Sicario: Day of the Soldado centers on del Toro and Brolin’s characters , as they continue their M.O. from the original. Namely, causing chaos and destabilizing the Mexican drug cartels, by starting a war between them. When their mission goes awry, del Toro and Brolin are set at odds, and each is forced to “do what they gotta do.”

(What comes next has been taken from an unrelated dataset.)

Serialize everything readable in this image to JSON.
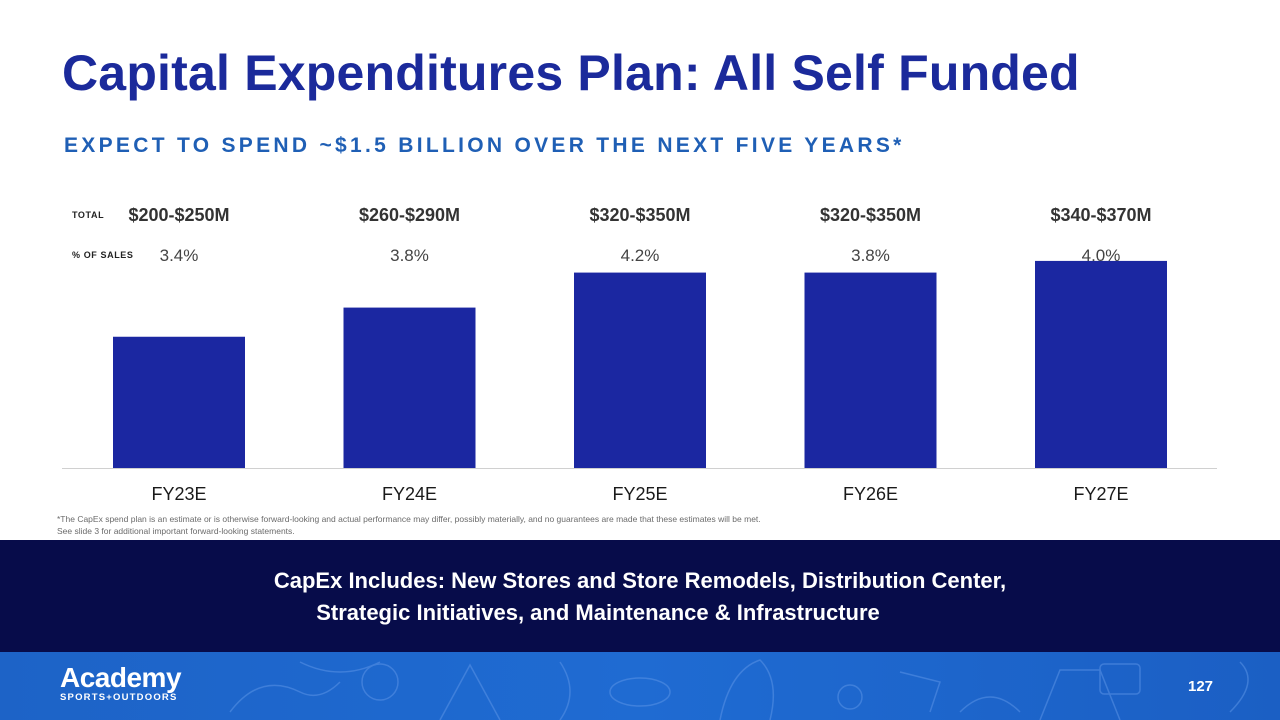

The first Sicario film presented the story from the perspective of FBI agent Kate Macer, played by Emily Blunt. Not only did she give an excellent performance, but she was a surrogate for the audience: a lens through which we can experience all the horrors of the war on drugs, a voice to ask the questions we all had. In Soldado, there is no such surrogate. With the story centered on Brolin and del Toro’s hyper violent, seemingly amoral characters, the film has no moral North, and no one to ask questions. Therefore, the violence put on display feels less like it’s there for us to critique and question, and more for us to revel in. Where once the quick violence left the audience in horror at how easy it was for these men to take lives, the quick violence in Soldado only served to bore.
Brolin and del Toro are both exceptional actors, bringing life to nearly every role they inhabit, but their characters in Soldado are written dead on arrival. At times, they are compelling in their interactions with the world and each other, but largely their characters are flat and uninteresting. They begin as amoral monsters, and they pretty much end there, with what little change they experience going entirely contrary to their characterization for much of the film, as well as the entirety of the film that preceded it. The sloppy writing in this film led Soldado to be an even worse film because I watched its predecessor.
I walked into Sicario: Day of the Soldado confident in Sheridan’s ability to tell a neo-western story. Unfortunately, it didn’t approach the harrowing nature of its predecessor, reveling in the violence while having nothing meaningful to say about it.